This event has now finished.
  • Date and time: Friday 7 June 2019, 8pm to 9pm
  • Location: Tempest Anderson Hall, Yorkshire Museum, Museum Gardens (Map)
  • Audience: Open to the public
  • Admission: Free admission, booking required

Event details

Learn how dinosaur remains are found and excavated, and how palaeontologists read the details of dinosaurs’ lives from their fossils - their colours, growth, and even whether we will ever be able to bring them back to life.

Leading palaeontologist Michael Benton explains how the study of dinosaurs has transformed into a true scientific discipline. New technologies have revealed secrets locked in prehistoric bones that no one could have previously predicted. We can now work out the force of dinosaurs’ bite, their top speeds, and even how they cared for their young.

Remarkable new fossil discoveries - giant sauropod dinosaur skeletons in Patagonia, dinosaurs with feathers in China, and a tiny dinosaur tail in Burmese amber - remain the lifeblood of modern palaeobiology. Thanks to advances in technologies and methods, however, there has been a recent revolution in the scope of new information gleaned from such fossil finds.

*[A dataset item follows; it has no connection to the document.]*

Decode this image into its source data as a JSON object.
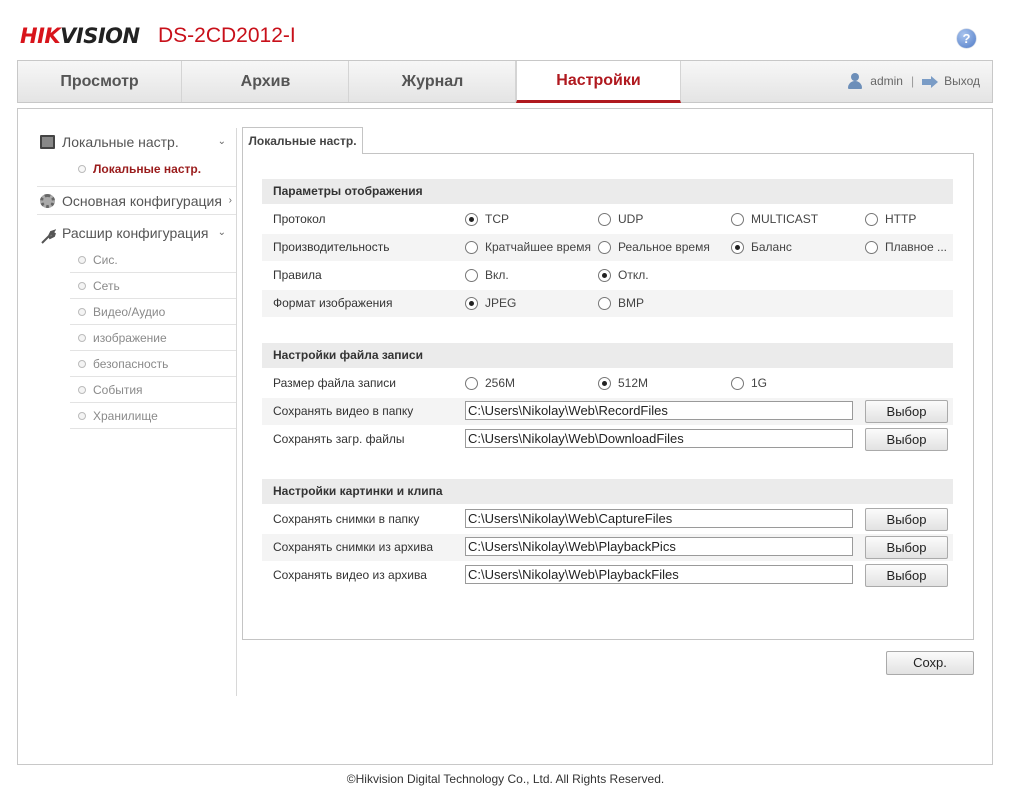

Michael will trace the development of the study of dinosaurs from its roots in antiquated natural history to an indisputably scientific field, and explain why, though extinct, dinosaurs are still very much a part of our world.

About the speaker

Michael J. Benton is Professor of Vertebrate Palaeontology at the University of Bristol and the author of The Dinosaurs Rediscovered: How a Scientific Revolution is Rewriting History. His many previous books include standard reference works, textbooks, and popular books on dinosaurs and the history of life.